The extent of Woodruff's relationship with the Waterkeeper Alliance is not clear. But ABC has confirmed that he both raised money for the organization by purchasing an item in the fund-raising auction, and helped attract other donors to its annual fundraising event by offering his name and affiliation with ABC on the aforementioned press release.

Woodruff has given approving coverage to a key Waterkeeper Alliance campaign, its founder, and a member of its advisory board, without disclosing his ties to the group.

Woodruff has a history of coloring his environemtnal reporting for ABC with a tinge of alarmism. “Facing a clock some say has ticked down to zero," he reported from the 2009 Copenhagen summit, "today 192 nations came together to take on a potential global catastrophe." He hyped ABC's doomsaying special "Earth 2100" by claiming that it presented "what scientists say might very well happen if we do not change our current path."

Clearly ABC did not have a problem with Woodruff openly taking sides on such a contentions political issue.

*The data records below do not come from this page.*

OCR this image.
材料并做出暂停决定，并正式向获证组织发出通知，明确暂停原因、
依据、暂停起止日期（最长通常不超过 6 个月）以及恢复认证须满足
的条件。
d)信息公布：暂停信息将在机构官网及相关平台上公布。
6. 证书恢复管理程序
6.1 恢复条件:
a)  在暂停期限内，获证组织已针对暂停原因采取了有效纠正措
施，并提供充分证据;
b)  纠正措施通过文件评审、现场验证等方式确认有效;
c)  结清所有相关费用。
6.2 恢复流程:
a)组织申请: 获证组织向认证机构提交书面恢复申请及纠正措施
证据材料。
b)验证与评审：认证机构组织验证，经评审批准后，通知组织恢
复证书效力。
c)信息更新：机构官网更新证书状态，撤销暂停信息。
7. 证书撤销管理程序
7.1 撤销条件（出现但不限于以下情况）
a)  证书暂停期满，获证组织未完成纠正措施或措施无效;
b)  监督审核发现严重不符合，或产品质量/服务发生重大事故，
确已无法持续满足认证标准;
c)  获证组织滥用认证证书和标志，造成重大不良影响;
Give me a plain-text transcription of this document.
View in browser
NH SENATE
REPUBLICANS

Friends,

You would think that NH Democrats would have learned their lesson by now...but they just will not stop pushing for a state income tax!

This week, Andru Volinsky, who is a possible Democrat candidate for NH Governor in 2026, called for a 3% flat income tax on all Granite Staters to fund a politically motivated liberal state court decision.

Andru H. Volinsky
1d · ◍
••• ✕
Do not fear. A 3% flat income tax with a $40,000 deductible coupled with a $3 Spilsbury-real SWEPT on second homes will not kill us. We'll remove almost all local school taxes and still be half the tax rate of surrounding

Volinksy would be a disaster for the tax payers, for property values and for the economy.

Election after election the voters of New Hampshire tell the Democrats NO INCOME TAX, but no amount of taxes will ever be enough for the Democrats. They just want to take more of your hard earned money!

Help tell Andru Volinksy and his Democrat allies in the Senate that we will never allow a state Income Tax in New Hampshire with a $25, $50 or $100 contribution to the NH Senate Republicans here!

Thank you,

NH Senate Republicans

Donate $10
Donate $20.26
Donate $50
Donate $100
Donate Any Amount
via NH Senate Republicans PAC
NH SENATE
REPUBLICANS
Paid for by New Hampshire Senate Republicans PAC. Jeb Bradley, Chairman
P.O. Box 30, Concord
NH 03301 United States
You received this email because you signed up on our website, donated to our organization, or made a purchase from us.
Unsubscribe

Maybe now that journalistic ethics, not mere political neutrality, is at issue, the network will take a different stance.

Network news competitor NBC has similar rules on the books concerning donations to candidates and political groups by its on-air staff. MSNBC president Phil Griffin cited that policy in November when he suspended Keith Olbermann for making a total $7,200 in contributions to three Democrats. Two weeks later, fellow MSNBC host Joe Scarborough was suspended for his $4,200 in contributions to Republican candidates.

Which is to say, even openly-opinionated TV news personalities are generally subject to rules against political contributions.